Читать книгу Altern mit geistiger Behinderung - Meindert Haveman - Страница 34

4.3.4 Kompetenzmodell

Оглавление

Das Kompetenzmodell postuliert, dass Entwicklung über die gesamte Lebensspanne gleichzeitig die Aspekte Wachstum oder Gewinn und Abbau oder Verlust enthält. Baltes & Baltes (1990) entwickelten das Modell der »Selektiven Optimierung durch Kompensation«. Grundlage dieser Theorie ist die Annahme, dass die Funktionen und Wertigkeiten, die soziale Beziehungen im Lebenslauf einnehmen, Veränderungen unterworfen sind. Im Alter gewinnen emotionale Kontakte an Relevanz, im Jugendalter waren es vielmehr instrumentelle Kontakte. Eine Erweiterung der sozialen Kontakte ist im Alter nicht nötig, da der Verlust von sozialen Kontakten durch die emotionale Qualität bestehender Kontakte kompensiert werden kann. Alte Menschen streben in individuell spezifischen Kontakten eine Optimierung ihrer Handlungsmöglichkeiten und Erwerb bzw. Verbesserung von Kompetenzen an, mit Hilfe derer sie die Verluste, die sie in anderen Bereichen erleben, ausgleichen können.

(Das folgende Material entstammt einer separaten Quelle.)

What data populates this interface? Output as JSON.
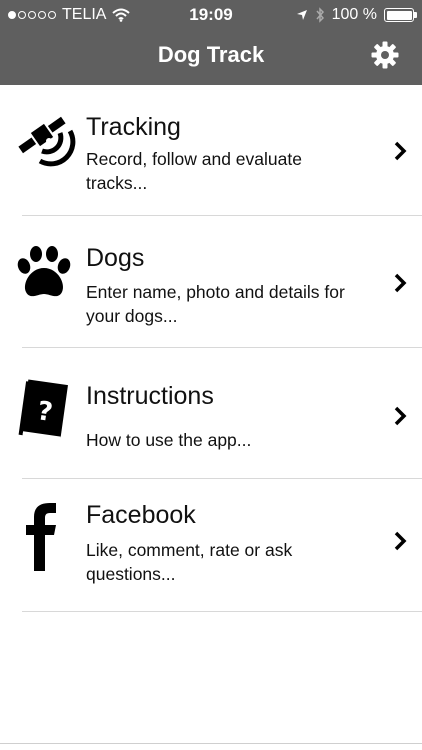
{
  "status_bar": {
    "carrier": "TELIA",
    "signal_filled": 1,
    "signal_total": 5,
    "time": "19:09",
    "battery": "100 %",
    "battery_level": 1.0
  },
  "nav": {
    "title": "Dog Track",
    "settings_icon": "gear-icon"
  },
  "menu": {
    "items": [
      {
        "icon": "satellite-tracking-icon",
        "title": "Tracking",
        "description": "Record, follow and evaluate tracks..."
      },
      {
        "icon": "paw-icon",
        "title": "Dogs",
        "description": "Enter name, photo and details for your dogs..."
      },
      {
        "icon": "help-book-icon",
        "title": "Instructions",
        "description": "How to use the app..."
      },
      {
        "icon": "facebook-icon",
        "title": "Facebook",
        "description": "Like, comment, rate or ask questions..."
      }
    ]
  },
  "colors": {
    "topbar": "#5f5f5f",
    "text": "#111111",
    "divider": "#d8d8d8"
  }
}
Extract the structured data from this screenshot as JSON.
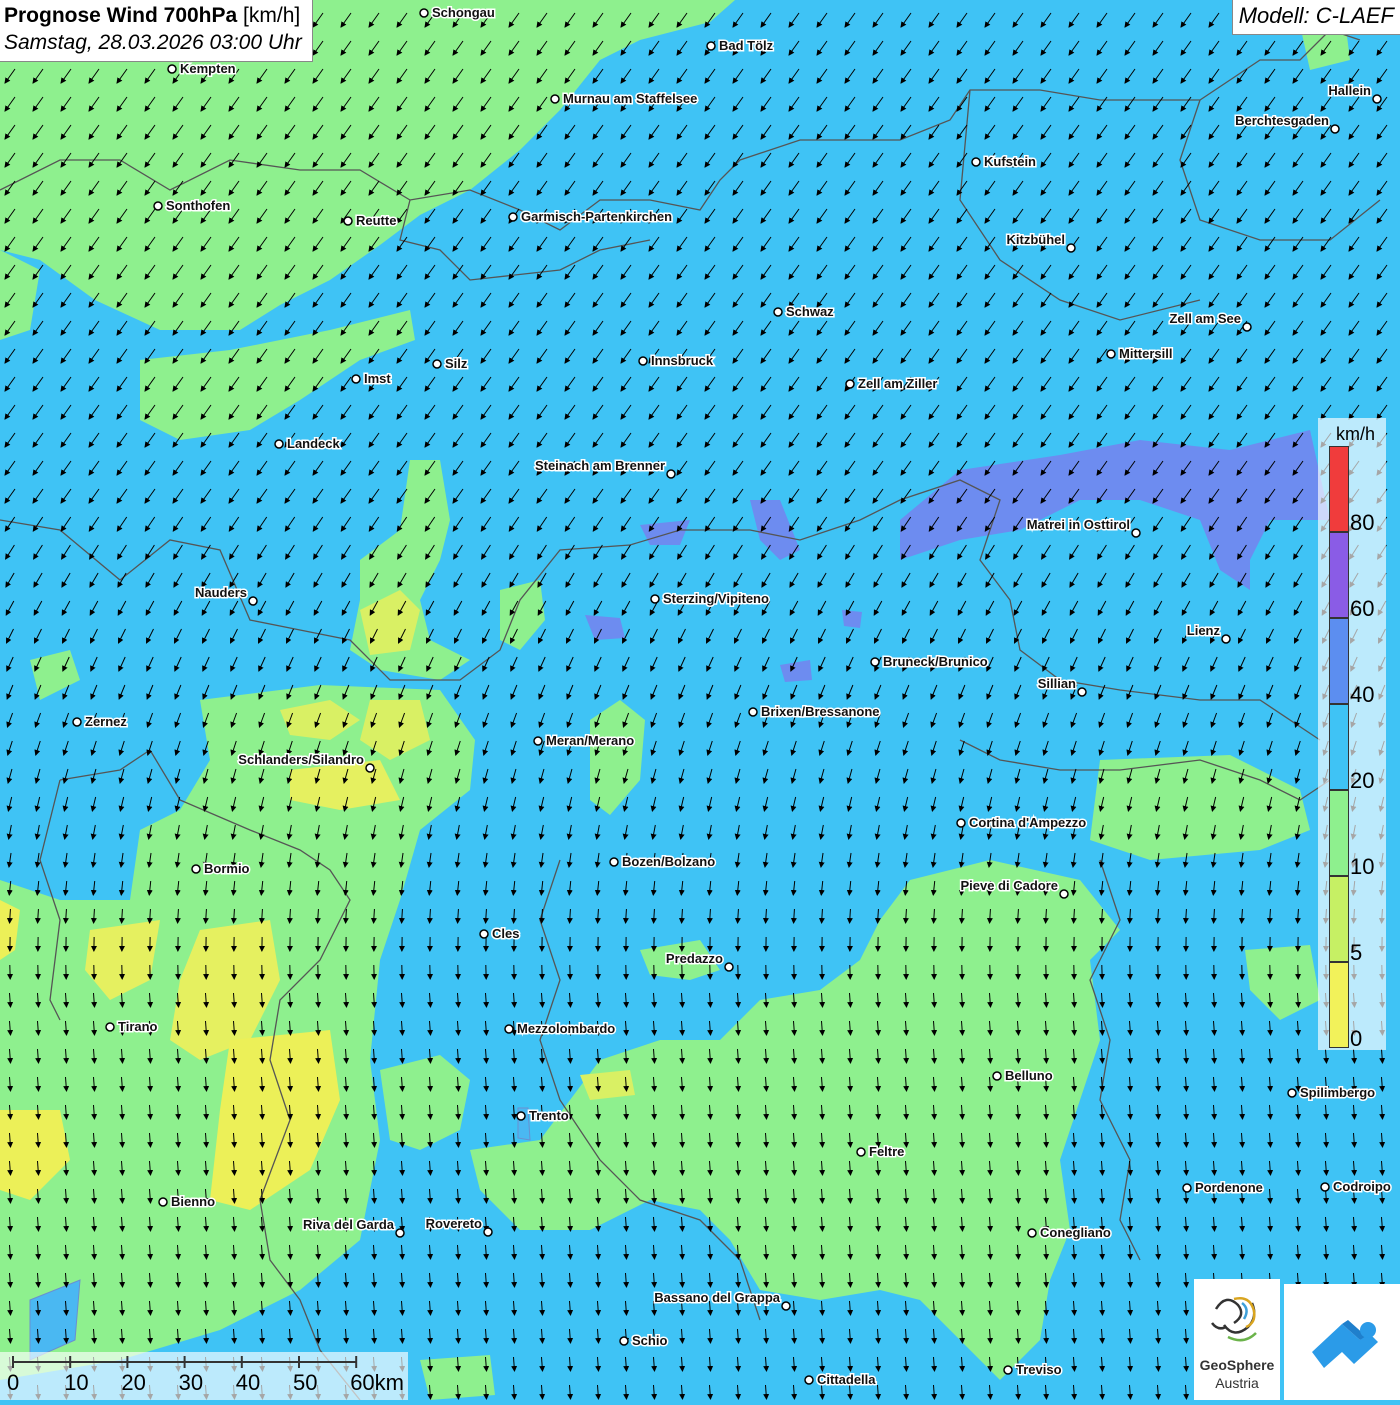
{
  "header": {
    "title_bold": "Prognose Wind 700hPa",
    "title_unit": "[km/h]",
    "datetime": "Samstag, 28.03.2026 03:00 Uhr",
    "model": "Modell: C-LAEF"
  },
  "legend": {
    "unit": "km/h",
    "labels": [
      "0",
      "5",
      "10",
      "20",
      "40",
      "60",
      "80"
    ],
    "colors": [
      "#f2f25a",
      "#c6f064",
      "#8ef08e",
      "#3fc3f5",
      "#5c8ef0",
      "#8a5ce6",
      "#f03c3c"
    ]
  },
  "scale": {
    "labels": [
      "0",
      "10",
      "20",
      "30",
      "40",
      "50",
      "60km"
    ]
  },
  "cities": [
    {
      "name": "Schongau"
    },
    {
      "name": "Bad Tölz"
    },
    {
      "name": "Kempten"
    },
    {
      "name": "Murnau am Staffelsee"
    },
    {
      "name": "Hallein"
    },
    {
      "name": "Berchtesgaden"
    },
    {
      "name": "Kufstein"
    },
    {
      "name": "Sonthofen"
    },
    {
      "name": "Reutte"
    },
    {
      "name": "Garmisch-Partenkirchen"
    },
    {
      "name": "Kitzbühel"
    },
    {
      "name": "Schwaz"
    },
    {
      "name": "Zell am See"
    },
    {
      "name": "Mittersill"
    },
    {
      "name": "Silz"
    },
    {
      "name": "Innsbruck"
    },
    {
      "name": "Imst"
    },
    {
      "name": "Zell am Ziller"
    },
    {
      "name": "Landeck"
    },
    {
      "name": "Steinach am Brenner"
    },
    {
      "name": "Matrei in Osttirol"
    },
    {
      "name": "Nauders"
    },
    {
      "name": "Sterzing/Vipiteno"
    },
    {
      "name": "Lienz"
    },
    {
      "name": "Bruneck/Brunico"
    },
    {
      "name": "Sillian"
    },
    {
      "name": "Zernez"
    },
    {
      "name": "Brixen/Bressanone"
    },
    {
      "name": "Meran/Merano"
    },
    {
      "name": "Schlanders/Silandro"
    },
    {
      "name": "Cortina d'Ampezzo"
    },
    {
      "name": "Bozen/Bolzano"
    },
    {
      "name": "Bormio"
    },
    {
      "name": "Pieve di Cadore"
    },
    {
      "name": "Cles"
    },
    {
      "name": "Predazzo"
    },
    {
      "name": "Tirano"
    },
    {
      "name": "Mezzolombardo"
    },
    {
      "name": "Belluno"
    },
    {
      "name": "Spilimbergo"
    },
    {
      "name": "Trento"
    },
    {
      "name": "Feltre"
    },
    {
      "name": "Pordenone"
    },
    {
      "name": "Codroipo"
    },
    {
      "name": "Bienno"
    },
    {
      "name": "Riva del Garda"
    },
    {
      "name": "Rovereto"
    },
    {
      "name": "Conegliano"
    },
    {
      "name": "Bassano del Grappa"
    },
    {
      "name": "Schio"
    },
    {
      "name": "Treviso"
    },
    {
      "name": "Cittadella"
    }
  ],
  "logos": {
    "agency_name": "GeoSphere",
    "agency_country": "Austria",
    "app_icon": "cloud-wind-app-icon",
    "agency_icon": "geosphere-swirl-icon"
  }
}
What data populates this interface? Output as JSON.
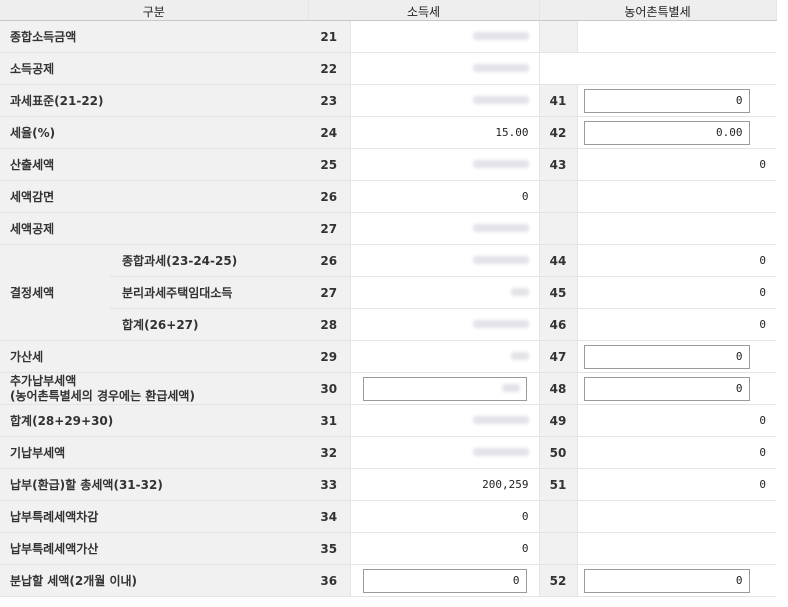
{
  "header": {
    "col_label": "구분",
    "col_income": "소득세",
    "col_rural": "농어촌특별세"
  },
  "rows": {
    "r1": {
      "label": "종합소득금액",
      "no": "21"
    },
    "r2": {
      "label": "소득공제",
      "no": "22"
    },
    "r3": {
      "label": "과세표준(21-22)",
      "no": "23",
      "rno": "41",
      "rval": "0"
    },
    "r4": {
      "label": "세율(%)",
      "no": "24",
      "val": "15.00",
      "rno": "42",
      "rval": "0.00"
    },
    "r5": {
      "label": "산출세액",
      "no": "25",
      "rno": "43",
      "rval": "0"
    },
    "r6": {
      "label": "세액감면",
      "no": "26",
      "val": "0"
    },
    "r7": {
      "label": "세액공제",
      "no": "27"
    },
    "r8": {
      "group": "결정세액",
      "label": "종합과세(23-24-25)",
      "no": "26",
      "rno": "44",
      "rval": "0"
    },
    "r9": {
      "label": "분리과세주택임대소득",
      "no": "27",
      "rno": "45",
      "rval": "0"
    },
    "r10": {
      "label": "합계(26+27)",
      "no": "28",
      "rno": "46",
      "rval": "0"
    },
    "r11": {
      "label": "가산세",
      "no": "29",
      "rno": "47",
      "rval": "0"
    },
    "r12": {
      "label1": "추가납부세액",
      "label2": "(농어촌특별세의 경우에는 환급세액)",
      "no": "30",
      "rno": "48",
      "rval": "0"
    },
    "r13": {
      "label": "합계(28+29+30)",
      "no": "31",
      "rno": "49",
      "rval": "0"
    },
    "r14": {
      "label": "기납부세액",
      "no": "32",
      "rno": "50",
      "rval": "0"
    },
    "r15": {
      "label": "납부(환급)할 총세액(31-32)",
      "no": "33",
      "val": "200,259",
      "rno": "51",
      "rval": "0"
    },
    "r16": {
      "label": "납부특례세액차감",
      "no": "34",
      "val": "0"
    },
    "r17": {
      "label": "납부특례세액가산",
      "no": "35",
      "val": "0"
    },
    "r18": {
      "label": "분납할 세액(2개월 이내)",
      "no": "36",
      "val": "0",
      "rno": "52",
      "rval": "0"
    }
  }
}
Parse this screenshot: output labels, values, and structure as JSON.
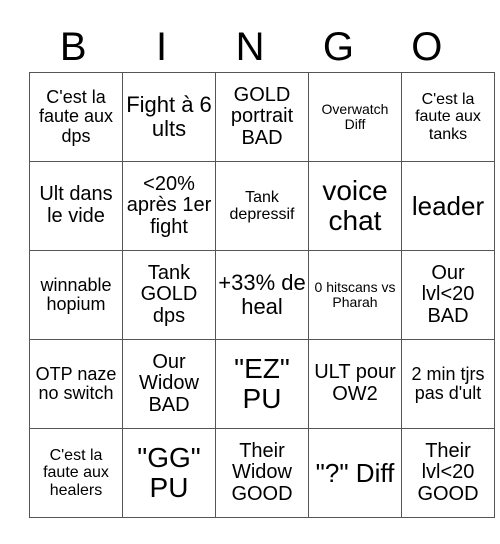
{
  "header": [
    "B",
    "I",
    "N",
    "G",
    "O"
  ],
  "cells": [
    [
      "C'est la faute aux dps",
      "Fight à 6 ults",
      "GOLD portrait BAD",
      "Overwatch Diff",
      "C'est la faute aux tanks"
    ],
    [
      "Ult dans le vide",
      "<20% après 1er fight",
      "Tank depressif",
      "voice chat",
      "leader"
    ],
    [
      "winnable hopium",
      "Tank GOLD dps",
      "+33% de heal",
      "0 hitscans vs Pharah",
      "Our lvl<20 BAD"
    ],
    [
      "OTP naze no switch",
      "Our Widow BAD",
      "\"EZ\" PU",
      "ULT pour OW2",
      "2 min tjrs pas d'ult"
    ],
    [
      "C'est la faute aux healers",
      "\"GG\" PU",
      "Their Widow GOOD",
      "\"?\" Diff",
      "Their lvl<20 GOOD"
    ]
  ]
}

Das Interesse an dieser Sichtweise ist in den letzten Jahren gestiegen, da nicht die Defizite des älteren Menschen im Mittelpunkt stehen, sondern die persönlichen Fähigkeiten und Ressourcen hervorgehoben werden. Der Ansatz öffnet den Blick auf die Bedingungen des erfolgreichen Alterns und schafft die Voraussetzung, um mit gezielten Angeboten, »nicht primär dem Leben mehr Jahre, sondern den Jahren mehr Leben zu geben« (Schelling, 1999). Die besondere Aussagekraft des Kompetenzmodells liegt darin, »dass auf dem Hintergrund eines positiven Menschenbildes die Förderung und Unterstützung einer subjektiv bedeutsamen, bedürfnisorientierten, selbstbestimmten und sinnerfüllten Daseinsgestaltung bis ins höchste Alter hinein, ja bis zum Ende eines individuellen Lebens niemals aufgegeben wird« (Theunissen, 2002, S. 42). In einem Kompetenzmodell des Alterns ist es eine zentrale Aufgabe der pädagogischen Begleitung von Personen mit geistiger Behinderung, Selbstbestimmung und Teilhabe erfahrbar zu machen, und insgesamt zur Umsetzung eines auf Stärken ausgerichteten Modells zu gelangen. Als ›Experten in eigener Sache‹ können sie diesen Lebensabschnitt aktiv selbst- und mitgestalten. »Hierzu können speziell Methoden der Persönlichen Zukunftsplanung einen wertvollen Beitrag liefern, indem sie eine konkrete Planung der Alterszukunft vor dem Hintergrund individueller Kompetenzen und Vorstellungen der Betroffenen ermöglichen« (Schuppener 2004, S. 54).

Da Altern jedoch bei Menschen mit und ohne Behinderung einen Prozess darstellt, der durch individuelle Handlungsmöglichkeiten, Persönlichkeitsfaktoren und durch den jeweiligen Lebenshintergrund geprägt ist, weisen alle aufgeführten Theorien in ihren Erklärungsansätzen Grenzen auf. Deshalb sollten die Theorien nicht separat voneinander betrachtet werden, sondern ergänzend und in Kombination.

Eine allein- und uneingeschränkt gültige Theorie erfolgreichen Alterns kann es dementsprechend nicht geben (vgl. ebd., S. 139). Hinsichtlich sonderpädagogischer Bemühungen sollte primär die »konkrete Gestaltung der letzten Lebensphase von geistig behinderten Menschen, die notwendige Unterstützung und Begleitung unter Wahrung von Würde und Selbstbestimmung« (Jeltsch-Schudel 2011, S. 51) im Vordergrund stehen, um jeder Person ein möglichst zufriedenstellendes und erfolgreiches Altern ermöglichen zu können.